When CQRS Fits and When It Does Not

CQRS makes sense when reads and writes are truly different problems. Microsoft recommends it for workloads where read and write models need independent optimisation, where multiple users collaborate on the same data, and where clear separation helps with performance, scalability, and security. Microservices.io adds another classic fit: denormalised, high-performance views built from domain events or materialised projections. Three Dots Labs also point to complex business logic, maintainability, and future extension toward asynchronous commands or specialised read stores as strong reasons to adopt it in Go.

In practice, that often means systems with rich domain rules, expensive read models, reporting views that do not map neatly to aggregates, or microservices that publish events and build projections elsewhere. In those contexts, the Saga pattern for distributed transactions often appears alongside CQRS as the coordination mechanism for multi-step business operations that span service boundaries. It also fits products where the write side must be strict and auditable while the read side must be fast and shaped for UI or API consumption. If you are already talking about projections, replicas, or rebuilding views from events, you are probably in CQRS territory whether you use the label or not.

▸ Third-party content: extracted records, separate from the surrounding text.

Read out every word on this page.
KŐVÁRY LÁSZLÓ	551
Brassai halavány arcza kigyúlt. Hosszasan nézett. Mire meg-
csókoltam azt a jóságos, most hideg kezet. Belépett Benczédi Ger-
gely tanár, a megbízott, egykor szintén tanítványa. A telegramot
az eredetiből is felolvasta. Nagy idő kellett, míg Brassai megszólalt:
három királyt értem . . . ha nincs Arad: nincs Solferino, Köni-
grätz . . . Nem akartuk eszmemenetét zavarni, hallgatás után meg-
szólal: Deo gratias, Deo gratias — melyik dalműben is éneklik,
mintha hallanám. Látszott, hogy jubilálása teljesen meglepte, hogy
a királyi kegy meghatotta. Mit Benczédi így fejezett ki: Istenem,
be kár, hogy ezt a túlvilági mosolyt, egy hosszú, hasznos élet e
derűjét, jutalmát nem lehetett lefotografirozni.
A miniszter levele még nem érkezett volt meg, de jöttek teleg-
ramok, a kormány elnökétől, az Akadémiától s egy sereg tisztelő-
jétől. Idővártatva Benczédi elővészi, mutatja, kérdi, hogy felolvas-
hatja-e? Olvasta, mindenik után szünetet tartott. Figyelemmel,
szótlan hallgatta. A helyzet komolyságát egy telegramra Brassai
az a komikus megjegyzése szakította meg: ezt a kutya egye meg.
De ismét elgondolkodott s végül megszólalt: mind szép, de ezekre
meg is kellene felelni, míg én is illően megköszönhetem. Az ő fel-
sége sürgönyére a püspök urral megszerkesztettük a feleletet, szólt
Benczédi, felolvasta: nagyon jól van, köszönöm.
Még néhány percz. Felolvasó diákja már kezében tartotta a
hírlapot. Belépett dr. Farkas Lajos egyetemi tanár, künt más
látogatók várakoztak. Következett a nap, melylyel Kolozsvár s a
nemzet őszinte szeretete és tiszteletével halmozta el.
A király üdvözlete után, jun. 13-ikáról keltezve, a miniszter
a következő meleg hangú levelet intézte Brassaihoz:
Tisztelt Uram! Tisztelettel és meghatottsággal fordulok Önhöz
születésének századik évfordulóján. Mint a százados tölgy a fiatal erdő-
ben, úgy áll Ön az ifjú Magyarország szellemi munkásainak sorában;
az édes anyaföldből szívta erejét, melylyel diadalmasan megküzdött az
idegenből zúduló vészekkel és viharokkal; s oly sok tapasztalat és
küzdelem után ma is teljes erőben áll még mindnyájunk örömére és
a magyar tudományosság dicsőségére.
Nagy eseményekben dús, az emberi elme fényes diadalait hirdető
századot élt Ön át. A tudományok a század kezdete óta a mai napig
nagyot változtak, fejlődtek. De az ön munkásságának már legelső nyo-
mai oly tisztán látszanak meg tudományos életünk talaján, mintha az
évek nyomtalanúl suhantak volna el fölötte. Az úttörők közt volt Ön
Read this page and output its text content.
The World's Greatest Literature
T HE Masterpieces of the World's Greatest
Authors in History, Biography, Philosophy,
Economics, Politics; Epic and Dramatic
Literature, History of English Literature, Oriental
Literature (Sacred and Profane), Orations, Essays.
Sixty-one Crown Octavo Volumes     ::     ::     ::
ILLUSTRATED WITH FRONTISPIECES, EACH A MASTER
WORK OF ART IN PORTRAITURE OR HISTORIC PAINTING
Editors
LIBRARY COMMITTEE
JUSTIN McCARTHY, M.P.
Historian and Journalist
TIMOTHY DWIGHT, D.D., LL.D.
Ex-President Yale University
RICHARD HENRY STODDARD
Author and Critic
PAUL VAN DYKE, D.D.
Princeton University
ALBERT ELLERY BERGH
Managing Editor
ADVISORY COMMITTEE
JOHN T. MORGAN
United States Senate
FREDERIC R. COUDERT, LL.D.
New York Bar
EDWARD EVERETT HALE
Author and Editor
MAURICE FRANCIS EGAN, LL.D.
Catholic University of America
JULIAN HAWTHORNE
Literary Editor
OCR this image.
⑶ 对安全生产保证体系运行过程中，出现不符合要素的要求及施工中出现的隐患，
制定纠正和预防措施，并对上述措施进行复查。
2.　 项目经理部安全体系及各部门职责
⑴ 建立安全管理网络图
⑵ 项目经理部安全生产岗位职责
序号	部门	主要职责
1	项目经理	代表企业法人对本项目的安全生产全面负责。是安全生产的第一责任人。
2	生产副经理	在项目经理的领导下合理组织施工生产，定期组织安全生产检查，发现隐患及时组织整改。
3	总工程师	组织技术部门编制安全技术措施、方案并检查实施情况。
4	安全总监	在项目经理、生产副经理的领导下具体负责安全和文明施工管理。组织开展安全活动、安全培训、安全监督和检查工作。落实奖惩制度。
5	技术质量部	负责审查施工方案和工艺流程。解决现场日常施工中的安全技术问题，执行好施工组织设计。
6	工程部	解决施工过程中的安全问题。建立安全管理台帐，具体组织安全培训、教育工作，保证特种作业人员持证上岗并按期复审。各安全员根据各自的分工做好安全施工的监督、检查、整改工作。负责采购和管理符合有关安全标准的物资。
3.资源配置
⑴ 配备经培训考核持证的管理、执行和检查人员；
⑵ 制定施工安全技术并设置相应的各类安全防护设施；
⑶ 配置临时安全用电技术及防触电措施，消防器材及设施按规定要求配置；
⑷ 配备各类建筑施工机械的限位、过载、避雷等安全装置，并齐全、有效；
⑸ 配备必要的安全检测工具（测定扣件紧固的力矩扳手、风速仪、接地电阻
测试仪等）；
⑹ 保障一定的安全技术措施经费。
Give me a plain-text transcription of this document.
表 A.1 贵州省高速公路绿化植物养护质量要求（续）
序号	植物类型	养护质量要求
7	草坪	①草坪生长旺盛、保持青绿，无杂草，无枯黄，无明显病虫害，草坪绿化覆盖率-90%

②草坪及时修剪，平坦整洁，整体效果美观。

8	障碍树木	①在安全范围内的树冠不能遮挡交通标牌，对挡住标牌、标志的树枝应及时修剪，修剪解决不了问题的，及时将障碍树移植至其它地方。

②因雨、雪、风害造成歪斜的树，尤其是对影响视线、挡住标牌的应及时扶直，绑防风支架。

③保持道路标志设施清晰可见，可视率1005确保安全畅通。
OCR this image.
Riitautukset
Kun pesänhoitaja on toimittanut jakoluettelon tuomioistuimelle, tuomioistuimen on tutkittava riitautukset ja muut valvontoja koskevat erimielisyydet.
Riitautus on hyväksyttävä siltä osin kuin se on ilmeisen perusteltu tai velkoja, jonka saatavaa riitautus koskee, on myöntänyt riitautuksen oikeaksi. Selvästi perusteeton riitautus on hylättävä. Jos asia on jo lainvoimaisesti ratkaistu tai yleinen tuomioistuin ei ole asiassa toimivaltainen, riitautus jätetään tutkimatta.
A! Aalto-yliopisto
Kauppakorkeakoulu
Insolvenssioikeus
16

CQRS does not make sense when your service is a straightforward data editor. Fowler says outright that for most systems CQRS adds risky complexity, and Three Dots Labs say simple CRUD services that receive and return essentially the same data are not a good fit. In their own Wild Workouts example, a simpler users service does not use Clean Architecture and CQRS because the patterns would not pay their rent there.

That is the part worth saying plainly in a technical blog: CQRS is not a maturity badge but a deliberate trade, and it only makes sense when you actually need what it gives you. If your admin panel writes rows and reads the same rows back, do not separate the model just because you can. If your command handlers are mostly "set field X on record Y", you do not have a CQRS problem. You have a normal application, and that is perfectly respectable software.

Closing Thoughts

The best way to implement CQRS in Go is to start with the boring version. Split command handlers from query handlers. Let commands model business intent. Let queries return read models. Keep the same database if that is all you need. Then, only when the system forces your hand, add asynchronous buses, projections, separate stores, or event sourcing. That progression is consistent with Fowler's warning about complexity, Microsoft's staged CQRS guidance, and the pragmatic Go examples from Three Dots Labs.

If you need a library, Watermill is the strongest general-purpose choice for message-driven CQRS in Go, Event Horizon is compelling when event sourcing is the centre of gravity, and Go-MediatR is a good light touch when you only need in-process command and query dispatch. Everything else should earn its place very carefully. For a broader map of code structure, integration, and data access patterns in production Go systems, the App Architecture guide is a useful companion.

That, in the end, is the most Go-like answer to CQRS: use the pattern, not the costume.